The AFL will dump the current priority draft pick system and replace it with a new modified version, making it much harder for clubs to secure extra or priority selections through tanking for picks.

After so many years denying the existence of tanking this development by the AFL hierarchy is surely an admission that tanking did exist and that clubs were rorting the system for top player selections. Under the outgoing system, a club which earned 16 premiership points or less in a season was granted an extra draft selection before the second round of the national draft.

If a club earned 16 points or less in two consecutive years they were awarded a further selection before the first round draft. The new regulation in effect this year, has a complicated formula which will be used to determine a clubs eligibility for a pre-draft pick taking into account premiership points, percentage, finals appearances and injury rates over several seasons. Future priority picks will rest ultimately at the discretion of the AFL Commission.

Some of the AFL’s star players have come into the AFL as early pick priority selections, including three club captains – Carlton’s Chris Judd, St Kilda’s Nick Riewoldt, Hawthorn’s Luke Hodge. Then there’s Bulldog’s Brownlow medallist Adam Cooney and midfielder Ryan Griffen, Luke Ball and Dale Thomas at Collingwood and Marc Murphy at the Blues.

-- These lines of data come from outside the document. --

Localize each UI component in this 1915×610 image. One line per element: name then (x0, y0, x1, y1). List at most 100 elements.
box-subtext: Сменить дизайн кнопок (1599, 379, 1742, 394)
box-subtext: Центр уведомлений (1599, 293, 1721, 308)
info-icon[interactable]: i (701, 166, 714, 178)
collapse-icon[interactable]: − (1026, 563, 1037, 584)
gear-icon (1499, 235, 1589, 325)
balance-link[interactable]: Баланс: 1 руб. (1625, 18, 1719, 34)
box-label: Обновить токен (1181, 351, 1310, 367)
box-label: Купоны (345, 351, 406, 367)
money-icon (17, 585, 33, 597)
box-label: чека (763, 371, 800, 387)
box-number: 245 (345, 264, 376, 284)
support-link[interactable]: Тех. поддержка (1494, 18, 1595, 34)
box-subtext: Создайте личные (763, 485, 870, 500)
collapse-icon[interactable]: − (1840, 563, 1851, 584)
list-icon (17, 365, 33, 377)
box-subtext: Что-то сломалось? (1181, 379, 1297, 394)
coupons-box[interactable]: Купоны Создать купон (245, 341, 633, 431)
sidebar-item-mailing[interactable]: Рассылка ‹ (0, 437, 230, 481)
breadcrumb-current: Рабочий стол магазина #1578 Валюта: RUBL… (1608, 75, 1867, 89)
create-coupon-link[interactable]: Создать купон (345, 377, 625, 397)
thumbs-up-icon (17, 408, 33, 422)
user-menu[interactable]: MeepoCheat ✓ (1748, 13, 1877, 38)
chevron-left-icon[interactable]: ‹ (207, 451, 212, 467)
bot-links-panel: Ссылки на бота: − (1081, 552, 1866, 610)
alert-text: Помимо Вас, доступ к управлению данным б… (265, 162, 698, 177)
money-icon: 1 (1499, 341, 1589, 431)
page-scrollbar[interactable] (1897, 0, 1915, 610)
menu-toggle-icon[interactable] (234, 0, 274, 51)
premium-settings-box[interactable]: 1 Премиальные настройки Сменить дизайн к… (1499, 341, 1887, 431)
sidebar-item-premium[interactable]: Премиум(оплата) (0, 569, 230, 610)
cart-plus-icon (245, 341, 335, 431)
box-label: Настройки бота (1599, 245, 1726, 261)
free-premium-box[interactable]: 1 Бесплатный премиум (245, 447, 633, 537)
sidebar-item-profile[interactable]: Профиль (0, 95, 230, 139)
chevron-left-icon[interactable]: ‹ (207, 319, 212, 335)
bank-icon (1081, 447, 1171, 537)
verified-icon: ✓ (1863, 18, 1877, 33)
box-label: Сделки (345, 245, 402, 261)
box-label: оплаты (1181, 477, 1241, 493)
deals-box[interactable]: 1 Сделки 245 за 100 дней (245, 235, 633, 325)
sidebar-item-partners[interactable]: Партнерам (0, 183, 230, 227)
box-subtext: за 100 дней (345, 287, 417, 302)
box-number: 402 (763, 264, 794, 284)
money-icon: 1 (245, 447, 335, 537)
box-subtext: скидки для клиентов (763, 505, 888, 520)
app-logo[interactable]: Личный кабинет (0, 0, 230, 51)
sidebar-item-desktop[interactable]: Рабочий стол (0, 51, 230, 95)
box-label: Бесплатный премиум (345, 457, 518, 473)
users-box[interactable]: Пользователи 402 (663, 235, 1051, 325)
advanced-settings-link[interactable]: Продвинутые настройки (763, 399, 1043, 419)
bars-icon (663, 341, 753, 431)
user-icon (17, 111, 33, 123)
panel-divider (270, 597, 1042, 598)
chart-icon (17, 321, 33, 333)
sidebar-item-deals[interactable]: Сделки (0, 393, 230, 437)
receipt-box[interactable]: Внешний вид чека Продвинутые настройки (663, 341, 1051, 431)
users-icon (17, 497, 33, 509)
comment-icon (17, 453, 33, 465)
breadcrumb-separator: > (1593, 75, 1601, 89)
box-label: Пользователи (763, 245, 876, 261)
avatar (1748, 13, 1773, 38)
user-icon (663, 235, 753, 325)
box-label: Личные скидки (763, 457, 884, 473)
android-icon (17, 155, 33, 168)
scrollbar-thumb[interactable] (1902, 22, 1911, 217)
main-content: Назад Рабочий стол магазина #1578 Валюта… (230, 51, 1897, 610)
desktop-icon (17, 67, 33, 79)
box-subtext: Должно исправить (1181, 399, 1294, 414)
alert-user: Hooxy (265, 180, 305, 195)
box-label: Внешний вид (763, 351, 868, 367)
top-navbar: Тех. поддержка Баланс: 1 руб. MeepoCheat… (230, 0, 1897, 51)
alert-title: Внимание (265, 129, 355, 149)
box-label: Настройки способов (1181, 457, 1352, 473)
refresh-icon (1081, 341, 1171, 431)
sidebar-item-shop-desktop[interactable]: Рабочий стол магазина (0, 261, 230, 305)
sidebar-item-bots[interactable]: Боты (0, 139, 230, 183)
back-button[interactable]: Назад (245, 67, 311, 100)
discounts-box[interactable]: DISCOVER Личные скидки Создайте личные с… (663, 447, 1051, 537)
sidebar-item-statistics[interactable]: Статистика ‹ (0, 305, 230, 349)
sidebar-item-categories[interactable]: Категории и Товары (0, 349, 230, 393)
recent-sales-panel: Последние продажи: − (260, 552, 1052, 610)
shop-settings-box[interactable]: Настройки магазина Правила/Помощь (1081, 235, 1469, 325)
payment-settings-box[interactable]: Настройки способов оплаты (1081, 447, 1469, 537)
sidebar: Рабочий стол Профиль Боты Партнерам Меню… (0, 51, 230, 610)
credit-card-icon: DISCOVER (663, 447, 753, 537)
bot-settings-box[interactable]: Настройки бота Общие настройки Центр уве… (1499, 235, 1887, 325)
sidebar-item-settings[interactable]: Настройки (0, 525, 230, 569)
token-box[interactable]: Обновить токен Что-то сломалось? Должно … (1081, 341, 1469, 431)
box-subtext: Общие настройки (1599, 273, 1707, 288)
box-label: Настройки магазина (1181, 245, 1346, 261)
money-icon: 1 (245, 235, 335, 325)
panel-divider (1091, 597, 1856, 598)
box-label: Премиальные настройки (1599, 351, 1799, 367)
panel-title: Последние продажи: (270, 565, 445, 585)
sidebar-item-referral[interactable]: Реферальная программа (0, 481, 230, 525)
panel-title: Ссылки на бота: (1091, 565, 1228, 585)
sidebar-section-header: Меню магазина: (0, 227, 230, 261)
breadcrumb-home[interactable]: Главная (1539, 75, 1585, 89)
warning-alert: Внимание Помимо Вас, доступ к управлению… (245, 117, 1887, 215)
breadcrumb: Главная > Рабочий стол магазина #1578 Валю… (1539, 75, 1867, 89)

AFL football operations manager Adrian Anderson said the rule changes are aimed at eradicating any suspicion that clubs sometimes tanked late in seasons for extra draft picks. Although the League can weave any spin about this as they like -the fact remains, tanking did take place and the change of rule is an admission that it did.

Anderson also said the league was moving closer to having an uncompromised national draft. The AFL has already taken steps by changing the father-son system: what was a virtual free pick outside the draft for clubs, they now have to bid draft sequence positions for the sons of former players.